В другой раз Эгиона поверг в растерянность водонос. Этот человек получал жалованье и стол за то, что два раза в день приносил воду из ближайшей цистерны в кухню и две ванные комнаты. Работал он только утром и вечером, днем же часами сидел в кухне или в хижине слуг да жевал бетель или кусочки сахарного тростника. Однажды другой слуга отлучился, и Эгион велел водоносу почистить костюм, к которому пристали во время прогулки семена трав. Водонос только засмеялся в ответ и спрятал руки за спину, а когда миссионер уже раздраженно повторил приказание, он в конце концов повиновался и выполнил пустяковую работу, но при этом жалобно причитал и даже пустил слезу, закончив же, со скорбным видом уселся на свое место в кухне и еще битый час возмущался и негодовал, словно в отчаянии. С бесчисленными трудностями, устранив множество недоразумений, Эгион наконец добрался до сути дела: оказывается, он тяжко обидел водоноса, приказав ему выполнить работу, которая не положена ему по чину.
Все эти мелкие события постепенно накапливались и в конце концов слились словно в некую стеклянную стену, вставшую между миссионером и индусами, из-за чего он был обречен на одиночество, от которого страдал все сильнее. И тем усерднее, с какой-то отчаянной жадностью занимался он изучением языка, в чем достиг немалых успехов; как горячо надеялся Эгион, овладев языком, он все-таки постигнет однажды и самый народ. Он все чаще отваживался заговорить на улице с каким-нибудь индусом, без толмача ходил к портному, в лавки, к сапожнику. Порой завязывался у него разговор с простыми людьми, он говорил с ремесленниками об их изделиях или с приветливой улыбкой хвалил малыша на руках у матери, и тогда в живой речи и в глазах этих людей языческой веры, но чаще всего в их добром детском счастливом смехе ему открывалась душа чужого народа, такая ясная и по-братски близкая, что на какое-то мгновенье вдруг исчезали все преграды и пропадала отчужденность.

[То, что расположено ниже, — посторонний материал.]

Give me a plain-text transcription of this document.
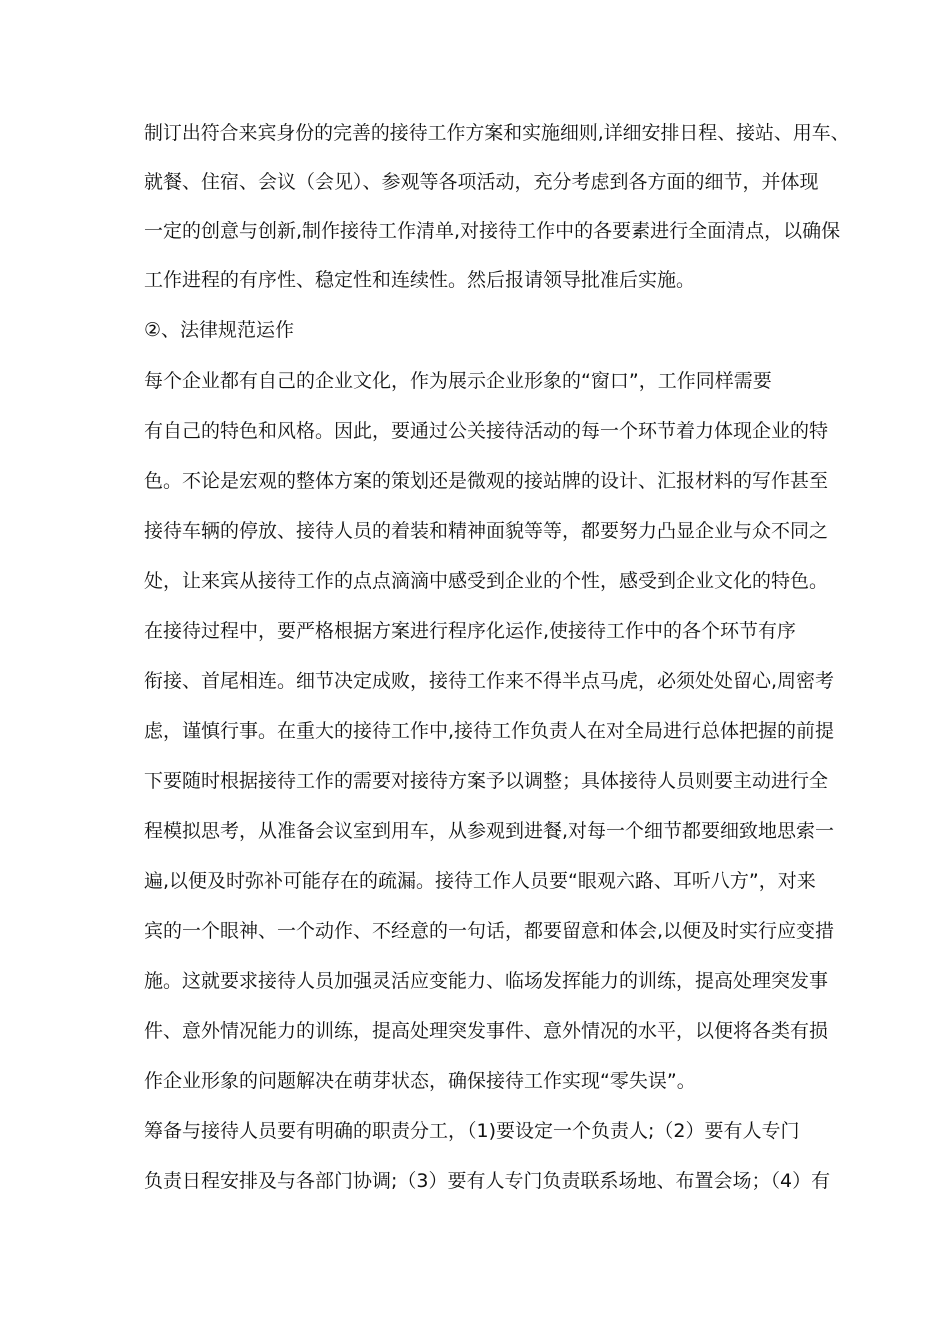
制订出符合来宾身份的完善的接待工作方案和实施细则,详细安排日程、接站、用车、
就餐、住宿、会议（会见）、参观等各项活动，充分考虑到各方面的细节，并体现
一定的创意与创新,制作接待工作清单,对接待工作中的各要素进行全面清点，以确保
工作进程的有序性、稳定性和连续性。然后报请领导批准后实施。
②、法律规范运作
每个企业都有自己的企业文化，作为展示企业形象的“窗口”，工作同样需要
有自己的特色和风格。因此，要通过公关接待活动的每一个环节着力体现企业的特
色。不论是宏观的整体方案的策划还是微观的接站牌的设计、汇报材料的写作甚至
接待车辆的停放、接待人员的着装和精神面貌等等，都要努力凸显企业与众不同之
处，让来宾从接待工作的点点滴滴中感受到企业的个性，感受到企业文化的特色。
在接待过程中，要严格根据方案进行程序化运作,使接待工作中的各个环节有序
衔接、首尾相连。细节决定成败，接待工作来不得半点马虎，必须处处留心,周密考
虑，谨慎行事。在重大的接待工作中,接待工作负责人在对全局进行总体把握的前提
下要随时根据接待工作的需要对接待方案予以调整；具体接待人员则要主动进行全
程模拟思考，从准备会议室到用车，从参观到进餐,对每一个细节都要细致地思索一
遍,以便及时弥补可能存在的疏漏。接待工作人员要“眼观六路、耳听八方”，对来
宾的一个眼神、一个动作、不经意的一句话，都要留意和体会,以便及时实行应变措
施。这就要求接待人员加强灵活应变能力、临场发挥能力的训练，提高处理突发事
件、意外情况能力的训练，提高处理突发事件、意外情况的水平，以便将各类有损
作企业形象的问题解决在萌芽状态，确保接待工作实现“零失误”。
筹备与接待人员要有明确的职责分工，（1)要设定一个负责人;（2）要有人专门
负责日程安排及与各部门协调;（3）要有人专门负责联系场地、布置会场；（4）有
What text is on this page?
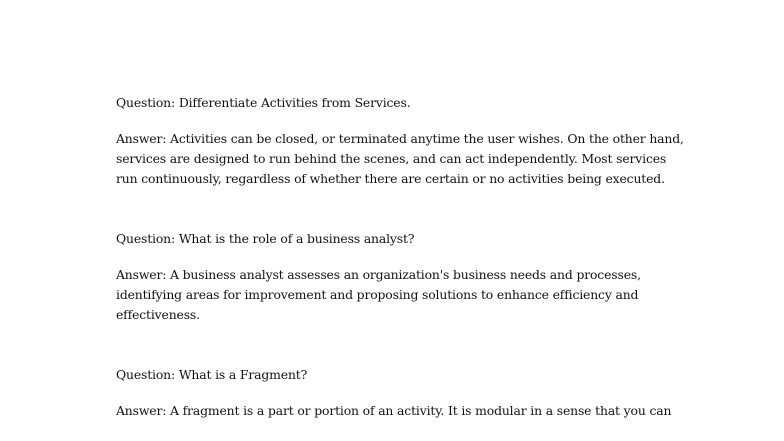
Question: Differentiate Activities from Services.

Answer: Activities can be closed, or terminated anytime the user wishes. On the other hand,
services are designed to run behind the scenes, and can act independently. Most services
run continuously, regardless of whether there are certain or no activities being executed.

Question: What is the role of a business analyst?

Answer: A business analyst assesses an organization's business needs and processes,
identifying areas for improvement and proposing solutions to enhance efficiency and
effectiveness.

Question: What is a Fragment?

Answer: A fragment is a part or portion of an activity. It is modular in a sense that you can
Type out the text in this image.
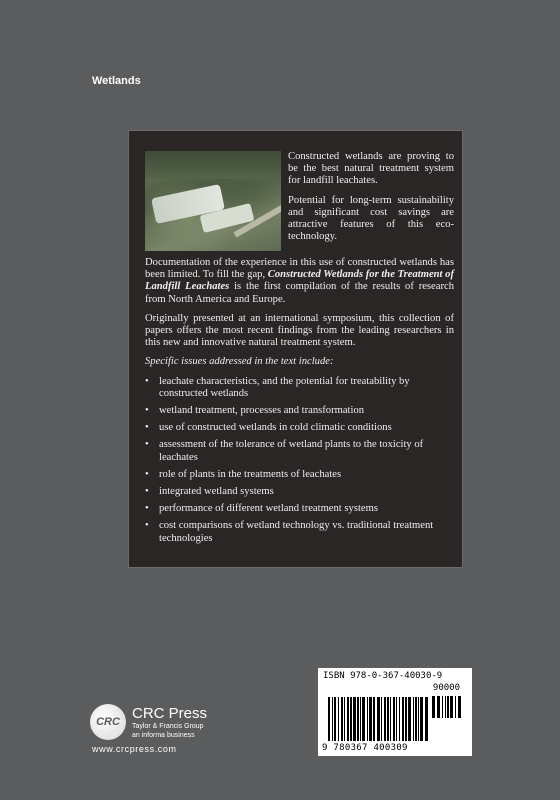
Wetlands

Constructed wetlands are proving to be the best natural treatment system for landfill leachates.

Potential for long-term sustainability and significant cost savings are attractive features of this eco-technology.

Documentation of the experience in this use of constructed wetlands has been limited. To fill the gap, Constructed Wetlands for the Treatment of Landfill Leachates is the first compilation of the results of research from North America and Europe.

Originally presented at an international symposium, this collection of papers offers the most recent findings from the leading researchers in this new and innovative natural treatment system.

Specific issues addressed in the text include:

• leachate characteristics, and the potential for treatability by constructed wetlands
• wetland treatment, processes and transformation
• use of constructed wetlands in cold climatic conditions
• assessment of the tolerance of wetland plants to the toxicity of leachates
• role of plants in the treatments of leachates
• integrated wetland systems
• performance of different wetland treatment systems
• cost comparisons of wetland technology vs. traditional treatment technologies
CRC CRC Press
Taylor & Francis Group
an informa business
www.crcpress.com
ISBN 978-0-367-40030-9
90000
9 780367 400309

Наконец он обнаружил, что почти всегда может найти доступ к детям и простым крестьянам, что, видимо, все его затруднения и вся недоверчивость, вся испорченность горожан порождены лишь их общением с европейцами - торговцами и моряками. И тогда он начал все смелее и все дальше уезжать из города во время своих прогулок верхом. В карманах у него всегда были медяки, а иногда и сахар для детей, и когда где-нибудь среди холмов вдали от города он привязывал коня к стволу пальмы у глинобитного крестьянского дома, со словами приветствия входил под кровлю из тростника и спрашивал, не дадут ли ему воды или кокосового молока, то почти всегда завязывался бесхитростный дружеский разговор, причем мужчины, женщины и дети дивились и от всей души хохотали над его по-прежнему небезупречным языком, на что Эгион, впрочем, ничуть не обижался.
Пока что он не пытался говорить с людьми о милосердном Боге. Он считал, что спешить с этим не следует, да к тому же задача представлялась ему чрезвычайно деликатной, если вообще выполнимой, поскольку при всем старании ,он по-прежнему не находил еще нужных индийских слов, чтобы передать с их помощью важнейшие понятия христианской Библии. Кроме того, он чувствовал, что не вправе навязываться этим людям в наставники и призывать их к столь серьезному изменению всей их жизни, прежде чем он узнает эту жизнь досконально, научится говорить на одном языке с индусами и жить одной с ними жизнью.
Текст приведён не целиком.